On s’en doute, le sujet est difficile, les récits sont bouleversants et la succession des drames d’horreur rend la lecture quelque peu affligeante. Néanmoins, il s’agit d’une minutieuse enquête basée sur 140 affaires de filicides qui se sont déroulés au Québec. L’analyse de genre privilégiée par Cliche constitue « un début d’explication des différences de genre dans l’accomplissement et la perception du filicide » (p. 25). Tandis que l’analyse du discours des juges, des journalistes, des médecins et des psychiatres ainsi que des réactions du public, en général, permet de comparer les motivations tant des hommes que des femmes et leur peine imposée pour avoir causé la mort d’un ou de plusieurs de leurs enfants, d’observer les perceptions du filicide, au cours des deux derniers siècles, et de tracer l’évolution des lois criminelles. Tout cela dans le but de saisir tant l’évolution des formes de filicides que celle de la jurisprudence et des mentalités de la société québécoise.
Quatre périodes découpent habilement, sur deux siècles, l’évolution des lois criminelles en relation avec les progrès de la psychiatrie et de la médecine légale. Elles révèlent qu’il a fallu tout un siècle avant de mettre au jour le phénomène des « enfants martyrs » (1875-1920) et que c’est l’histoire de la petite Aurore Gagnon, en 1920, qui entraîne une vague de dénonciations (1920-1945). L’après-Seconde Guerre mondiale marque la prise de conscience de l’ampleur du phénomène des enfants battus et le début d’une nouvelle ère dans l’histoire de la protection de l’enfance (1945-1965).
Les spécialistes historiens, criminologues et sociologues apprécieront la qualité de cette audacieuse recherche menée sur un sujet encore trop peu connu de l’historiographie. Cliche fait la démonstration, à partir d’études de cas, que c’est la folie d’un parent qui explique, le plus souvent, le geste atroce de tuer son enfant.
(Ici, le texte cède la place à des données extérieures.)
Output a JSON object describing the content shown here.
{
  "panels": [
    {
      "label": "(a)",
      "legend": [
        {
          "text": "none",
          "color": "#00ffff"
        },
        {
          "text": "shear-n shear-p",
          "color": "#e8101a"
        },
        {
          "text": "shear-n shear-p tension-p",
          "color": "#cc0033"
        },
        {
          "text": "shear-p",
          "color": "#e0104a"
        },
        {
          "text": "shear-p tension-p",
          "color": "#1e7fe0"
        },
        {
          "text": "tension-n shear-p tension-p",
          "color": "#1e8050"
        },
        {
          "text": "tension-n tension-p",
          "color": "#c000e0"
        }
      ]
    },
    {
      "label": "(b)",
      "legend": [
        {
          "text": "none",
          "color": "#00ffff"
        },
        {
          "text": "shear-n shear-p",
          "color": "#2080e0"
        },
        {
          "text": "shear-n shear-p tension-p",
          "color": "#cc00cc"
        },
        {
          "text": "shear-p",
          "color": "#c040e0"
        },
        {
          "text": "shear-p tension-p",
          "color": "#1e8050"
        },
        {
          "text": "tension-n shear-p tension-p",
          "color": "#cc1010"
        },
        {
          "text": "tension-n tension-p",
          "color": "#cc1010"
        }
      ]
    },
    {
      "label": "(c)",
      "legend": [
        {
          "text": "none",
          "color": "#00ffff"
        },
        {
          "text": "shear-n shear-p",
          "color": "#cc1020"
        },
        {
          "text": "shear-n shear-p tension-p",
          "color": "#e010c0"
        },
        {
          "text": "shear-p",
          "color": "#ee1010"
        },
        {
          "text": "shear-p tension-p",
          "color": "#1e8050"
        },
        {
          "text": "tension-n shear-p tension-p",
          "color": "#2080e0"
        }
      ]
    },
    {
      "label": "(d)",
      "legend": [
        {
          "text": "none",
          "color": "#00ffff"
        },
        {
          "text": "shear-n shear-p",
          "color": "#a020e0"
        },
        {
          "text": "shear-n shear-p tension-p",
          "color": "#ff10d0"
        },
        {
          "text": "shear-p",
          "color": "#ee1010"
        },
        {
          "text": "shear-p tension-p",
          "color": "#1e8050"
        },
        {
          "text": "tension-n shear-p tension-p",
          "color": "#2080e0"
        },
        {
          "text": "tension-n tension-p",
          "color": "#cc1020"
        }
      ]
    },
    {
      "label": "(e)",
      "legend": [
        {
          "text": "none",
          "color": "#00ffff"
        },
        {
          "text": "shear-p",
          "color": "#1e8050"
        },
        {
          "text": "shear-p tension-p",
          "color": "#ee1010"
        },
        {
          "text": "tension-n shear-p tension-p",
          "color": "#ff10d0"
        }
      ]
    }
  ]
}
Et cela, parce que l’opinion que les parents, mais surtout les mères, vouent un amour inné à leurs enfants demeure, pendant toute la période étudiée, une croyance commune. Toutefois, comme le soulève Cliche, l’explication de la dépression nerveuse, privilégiée par les psychiatres et les avocats, risque de « dissimuler d’autres motifs moins édifiants » (p. 187). Nul doute, l’essai de Cliche est une remarquable enquête historique qui s’inscrit dans un champ plus large de la recherche qui embrasse le sujet de la folie.